É o único filme do Kubrick que eu não gosto.

Cristiano Contreiras disse...

É muito, mas muito denso este filme, eu acho chato quando muitos dizem que o filme é ruim pelo simples fato de distorcer a ideia do livro original de King. Bem verdade, é muito diferente, mas eu ainda assim acho que Kubrick recriou todo um novo estilo de terror ainda mais firmado no suspense imagético. A narrativa está muito aliada as imagens, tudo é sentido e a atmosfera muito bem feita.

A atuação de Jack impressiona, mas Danny Lloyd me assombrou!
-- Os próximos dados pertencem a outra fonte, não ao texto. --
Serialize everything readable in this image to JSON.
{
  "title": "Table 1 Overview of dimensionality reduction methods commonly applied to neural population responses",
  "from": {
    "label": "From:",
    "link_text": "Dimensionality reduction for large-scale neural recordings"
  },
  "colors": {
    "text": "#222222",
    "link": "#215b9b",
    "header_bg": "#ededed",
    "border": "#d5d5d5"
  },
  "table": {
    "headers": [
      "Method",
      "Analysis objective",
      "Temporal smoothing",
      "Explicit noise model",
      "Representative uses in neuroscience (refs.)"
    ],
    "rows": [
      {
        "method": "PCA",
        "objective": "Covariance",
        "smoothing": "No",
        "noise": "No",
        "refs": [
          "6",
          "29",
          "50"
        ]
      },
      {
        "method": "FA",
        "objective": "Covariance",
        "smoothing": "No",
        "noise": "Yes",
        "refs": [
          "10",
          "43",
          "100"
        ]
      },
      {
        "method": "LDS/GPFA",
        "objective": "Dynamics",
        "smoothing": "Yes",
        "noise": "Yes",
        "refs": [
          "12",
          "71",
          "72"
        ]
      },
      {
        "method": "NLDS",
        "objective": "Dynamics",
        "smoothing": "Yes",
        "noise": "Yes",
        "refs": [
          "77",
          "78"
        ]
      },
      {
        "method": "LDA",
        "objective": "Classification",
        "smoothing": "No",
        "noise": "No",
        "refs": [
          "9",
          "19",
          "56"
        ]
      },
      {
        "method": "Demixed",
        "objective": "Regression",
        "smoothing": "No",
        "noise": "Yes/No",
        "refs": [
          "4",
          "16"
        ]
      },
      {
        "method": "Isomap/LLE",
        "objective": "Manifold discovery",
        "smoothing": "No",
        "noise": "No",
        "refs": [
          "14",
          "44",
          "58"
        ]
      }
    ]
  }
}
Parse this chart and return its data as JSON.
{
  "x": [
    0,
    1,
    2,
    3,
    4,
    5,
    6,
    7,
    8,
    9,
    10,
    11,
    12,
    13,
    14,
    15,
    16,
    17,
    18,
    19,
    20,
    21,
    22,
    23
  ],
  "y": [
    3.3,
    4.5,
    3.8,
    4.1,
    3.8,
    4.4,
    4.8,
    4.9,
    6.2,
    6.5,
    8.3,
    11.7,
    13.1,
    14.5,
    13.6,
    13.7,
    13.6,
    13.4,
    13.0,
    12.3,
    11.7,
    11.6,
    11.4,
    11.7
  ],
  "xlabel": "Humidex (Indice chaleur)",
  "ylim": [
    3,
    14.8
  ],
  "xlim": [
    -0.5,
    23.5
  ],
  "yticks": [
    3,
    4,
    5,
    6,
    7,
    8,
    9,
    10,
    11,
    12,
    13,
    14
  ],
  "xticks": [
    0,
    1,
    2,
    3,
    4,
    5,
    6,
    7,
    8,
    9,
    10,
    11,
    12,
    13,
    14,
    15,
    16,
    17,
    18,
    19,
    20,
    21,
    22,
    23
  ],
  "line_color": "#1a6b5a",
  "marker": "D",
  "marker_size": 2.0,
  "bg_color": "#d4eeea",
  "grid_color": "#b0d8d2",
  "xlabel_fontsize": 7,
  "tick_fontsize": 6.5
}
Há cenas ícones, como a citada por você do elevador sangrando e do menino percorrendo os imensos corredores...são sublimes cenas!

Eu quero ver este filme em blu ray, pois o dvd numa tv lcd fica, como sempre, meio estranho...notou?

abraço e parabéns pelo texto!

Apareça!

Fábio Henrique Carmo disse...

Cristiano, a questão do DVD na TV LCD é que percebemos suas falhas se não há uma conexão HDMI. Antes de comprar o Blu-Ray do filme, procure comprar um aparelho de Blu-Ray com um bom upscaling, sistema que quase "transforma" o DVD em um disco BD, com mais linhas de resolução. Dizem que o melhor upscaling é o da Sony.

Quanto ao filme, também acho chato aqueles tais "fiéis" do livro. Cinema é uma arte diferente da literatura e Kubrick sempre foi um autor, não um mero papagaio de ideias alheias!

Abraço e vou procurar aparecer sim!

chuck large disse...

Não tem como não virar fã de Kubrick, sua filmografia é excelente!
Gosto muito de "O Iluminado", todo o suspense e a loucura de Jack é perfeita e Kubrick consegue passar isto com maestria. Muito bom, mesmo!

Abs.
cigarrosefilmes.blogspot.com

Emmanuela disse...

Obra de arte sem precedentes. Retém muitas sequências que povoam o imaginário cinéfilo. A cena que ilustra o pôster do filme foi vítima de pastiches que enaltecem seu valor. Jack Nicholson é mesmo único, seu personagem possuído pelos demônios invasivos é intensamente assustador!

Quanto à qualidade do DVD, eu adquiri um aparelho de DVD SAMSUNG com entrada HDMI, útil para elevar a qualidade da imagem em TVS de LCD. Uma boa pedida!

Fábio Henrique Carmo disse...

Alan, concordo plenamente: não tem como não virar fã de Kubrick! Obrigado pela visita e já estou dando uma olhada no seu espaço que me parece ser muito bom!

Emmanuela, bastante satisfatória a alternativa que você deu a respeito do DVD HDMI! E com relação ao Nicholson: ele é mesmo único! Inté!

Cristiano Contreiras disse...

Fábio, tens um aparelho blu-ray ou teu leitor de dvd tem entrada hdmi? abs

Fábio Henrique Carmo disse...

Cristiano, nem uma coisa nem outra, mas já vi o resultado das opções acima. Devo comprar em breve um aparelho de Blu-Ray, que aí já mato dois coelhos com uma cajadada só! Abraço!